Dr Steven Gunn has been trawling 16th Century coroners’ reports from 1551 to 1600 and researching accidental deaths in Tudor England. The results are both interesting and sad.
As far back as 1363 parliamentary laws insured that Englishmen spent their Sundays practicing archery with their Long bows. England had no standing army and archers could be needed at any time and come from all walks of life.
The coroners’ reports reveal that fifty six accidental deaths occurred by people standing too close to targets or by men collecting their fired arrows at the wrong time. Nicholas Wyborne was lying down near a target when he was hit by a falling arrow, which pierced him to a depth of six inches.
In 1552, Henry Pert, a gentleman of Welbeck in Nottinghamshire shot himself in the head with his own bow. Henry drew his bow to its full extent with the aim of shooting straight up into the air. The arrow lodged in the bow, and while he was leaning over to look at what had happened, the arrow was released. He died the next day.
Thomas Curteys of Bildeston in Suffolk, was practising archery in June in 1556. He took off his hat and asked another bowman called Richard Lyrence to try to hit it with an arrow. He died in the process.
The first fatal shooting accident was 1519, when a woman in Welton near Hull was accidentally killed by a handgun. She had not understood what the gun was and stepped out in front of it to take a closer look when it fired. The gun belonged to a bookbinder from called Peter Frenchman.
The Duke of Norfolk had a gun accident in 1557 when the horse he was riding stumbled on a road in Tottenham. His gun went off and shot dead a servant. By the1560s guns were causing more accidental deaths than longbows.
According to Sean Coughlan,‘Fatal accidents were much more likely to take place during the agricultural peak season, a study of 16th Century coroner reports has revealed. Cart crashes, dangerous harvesting techniques, horse accidents and windmill mangling were among the perils facing the Tudor farm worker.’
Robert Calf was walking through some fields on March 10, 1557 when a cow belonging to William Cheills of Hogsthorpe gored him with her horn. He died that night.
Not many people could swim and even if they could the weight of their clothes could pull them under and drownings were common.
On 29th January 1558, a spinster called Elizabeth Bennet was baking bread at the house of a local widow Matilda Nanfan in Birttsmorton in Worcestershire. Elizabeth went to the moat to get cabbage leaves to put under the loaves of bread she was baking. A fence broke and she fell in and drowned.

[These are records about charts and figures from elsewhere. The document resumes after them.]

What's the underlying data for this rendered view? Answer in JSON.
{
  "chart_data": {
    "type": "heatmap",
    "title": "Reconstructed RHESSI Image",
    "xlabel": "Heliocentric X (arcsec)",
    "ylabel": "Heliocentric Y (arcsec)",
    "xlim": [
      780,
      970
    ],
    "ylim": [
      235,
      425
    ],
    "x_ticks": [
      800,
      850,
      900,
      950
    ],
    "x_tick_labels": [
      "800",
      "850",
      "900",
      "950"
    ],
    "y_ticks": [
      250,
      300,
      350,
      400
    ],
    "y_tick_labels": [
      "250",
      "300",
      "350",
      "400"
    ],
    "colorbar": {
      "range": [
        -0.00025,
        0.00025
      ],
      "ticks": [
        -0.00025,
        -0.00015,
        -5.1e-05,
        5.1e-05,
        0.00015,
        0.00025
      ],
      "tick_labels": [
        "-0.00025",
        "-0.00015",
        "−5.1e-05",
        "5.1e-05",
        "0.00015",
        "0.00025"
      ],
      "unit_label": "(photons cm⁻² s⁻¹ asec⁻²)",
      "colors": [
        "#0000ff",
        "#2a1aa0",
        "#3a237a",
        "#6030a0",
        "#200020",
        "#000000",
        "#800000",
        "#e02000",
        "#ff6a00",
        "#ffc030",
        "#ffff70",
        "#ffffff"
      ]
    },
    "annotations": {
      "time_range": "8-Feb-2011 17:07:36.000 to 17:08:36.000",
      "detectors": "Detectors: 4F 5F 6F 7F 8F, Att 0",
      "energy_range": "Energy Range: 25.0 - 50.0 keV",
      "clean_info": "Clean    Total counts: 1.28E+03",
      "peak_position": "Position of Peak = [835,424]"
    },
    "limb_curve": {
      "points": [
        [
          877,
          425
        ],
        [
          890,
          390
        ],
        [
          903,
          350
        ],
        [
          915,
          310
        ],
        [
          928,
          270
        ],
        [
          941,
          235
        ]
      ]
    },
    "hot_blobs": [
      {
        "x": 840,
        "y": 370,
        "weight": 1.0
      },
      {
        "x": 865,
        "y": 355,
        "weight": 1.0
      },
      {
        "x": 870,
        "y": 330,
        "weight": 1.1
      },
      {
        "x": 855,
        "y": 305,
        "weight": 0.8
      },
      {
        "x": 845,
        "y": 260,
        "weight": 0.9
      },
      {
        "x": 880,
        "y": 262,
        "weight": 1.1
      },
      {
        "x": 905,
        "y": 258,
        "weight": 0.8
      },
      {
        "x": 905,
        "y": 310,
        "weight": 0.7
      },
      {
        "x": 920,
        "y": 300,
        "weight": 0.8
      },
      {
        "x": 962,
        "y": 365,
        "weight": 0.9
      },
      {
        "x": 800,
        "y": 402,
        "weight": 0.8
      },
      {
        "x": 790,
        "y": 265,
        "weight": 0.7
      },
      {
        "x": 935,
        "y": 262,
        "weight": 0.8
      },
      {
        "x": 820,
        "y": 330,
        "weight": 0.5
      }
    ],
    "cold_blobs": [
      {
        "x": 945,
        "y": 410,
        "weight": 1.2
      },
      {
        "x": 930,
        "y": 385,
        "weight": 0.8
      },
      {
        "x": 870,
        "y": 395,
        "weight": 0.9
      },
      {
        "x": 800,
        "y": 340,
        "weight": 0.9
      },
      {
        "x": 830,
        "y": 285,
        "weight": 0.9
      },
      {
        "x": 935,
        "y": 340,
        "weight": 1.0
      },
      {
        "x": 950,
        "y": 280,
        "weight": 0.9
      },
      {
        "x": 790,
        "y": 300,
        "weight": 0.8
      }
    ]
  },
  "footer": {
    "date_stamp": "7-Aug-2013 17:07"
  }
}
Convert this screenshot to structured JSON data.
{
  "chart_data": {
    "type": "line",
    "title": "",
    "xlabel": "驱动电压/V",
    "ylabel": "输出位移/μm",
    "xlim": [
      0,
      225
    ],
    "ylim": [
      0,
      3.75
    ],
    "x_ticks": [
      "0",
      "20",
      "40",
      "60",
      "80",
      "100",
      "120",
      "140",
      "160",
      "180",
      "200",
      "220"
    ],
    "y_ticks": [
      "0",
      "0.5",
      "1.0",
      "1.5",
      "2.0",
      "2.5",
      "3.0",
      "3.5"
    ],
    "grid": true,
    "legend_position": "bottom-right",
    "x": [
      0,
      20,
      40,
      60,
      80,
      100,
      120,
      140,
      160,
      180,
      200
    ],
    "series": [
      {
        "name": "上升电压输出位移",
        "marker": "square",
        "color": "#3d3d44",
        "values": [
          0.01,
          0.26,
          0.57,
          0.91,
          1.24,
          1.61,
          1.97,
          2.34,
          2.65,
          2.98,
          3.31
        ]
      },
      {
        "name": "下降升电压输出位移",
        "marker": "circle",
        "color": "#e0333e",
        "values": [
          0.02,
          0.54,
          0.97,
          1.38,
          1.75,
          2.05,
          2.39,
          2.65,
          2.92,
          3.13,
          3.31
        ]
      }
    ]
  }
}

Thomas Staple, a labourer of Biddenden, Kent, went into Mr Mayne’s pond to wash and cool down on 2 June 1558, then suddenly fell into the deepest part and drowned.
In the same year, John Joplyn and George Lee drowned while washing in rivers at Cambridge and Leicester, one getting trapped by bushes and the other falling into a whirlpool.
Bear baiting was a Tudor entertainment that was enjoyed by all ranks of society. In a bear garden, the bear would be tied to a post in a pit and would be set upon by hunting dogs. Lord Bergavenny’s bear escaped from his house in Birling, Kent in 1563 and it killed a widow called Agnes Rapte. Another woman, Agnes Owen from Herefordshire, was killed in her bed after being bitten by another escaped bear.
When his bear bit a 24 year old man to death in Oxford in 1565, the bear’s owner was punished by taking his bear into royal custody. The bear was worth 26 shillings and 8 pence which was about six months’ wages for a labourer.
Thomas Alsopp of Coventry on 26th April 1558 was standing in former monk’s cemetery when the maypole fell over. It missed Thomas and hit the city wall. Then a stone fell off the city wall, hit him on the head and killed him.
In the16th century more people died playing football than sword-fighting. Seven footballers were killed during matches in English villages between 1500 and 1575.
A Cambridge baker died in June 1523 while relieving himself, fell backwards into a cesspit and died.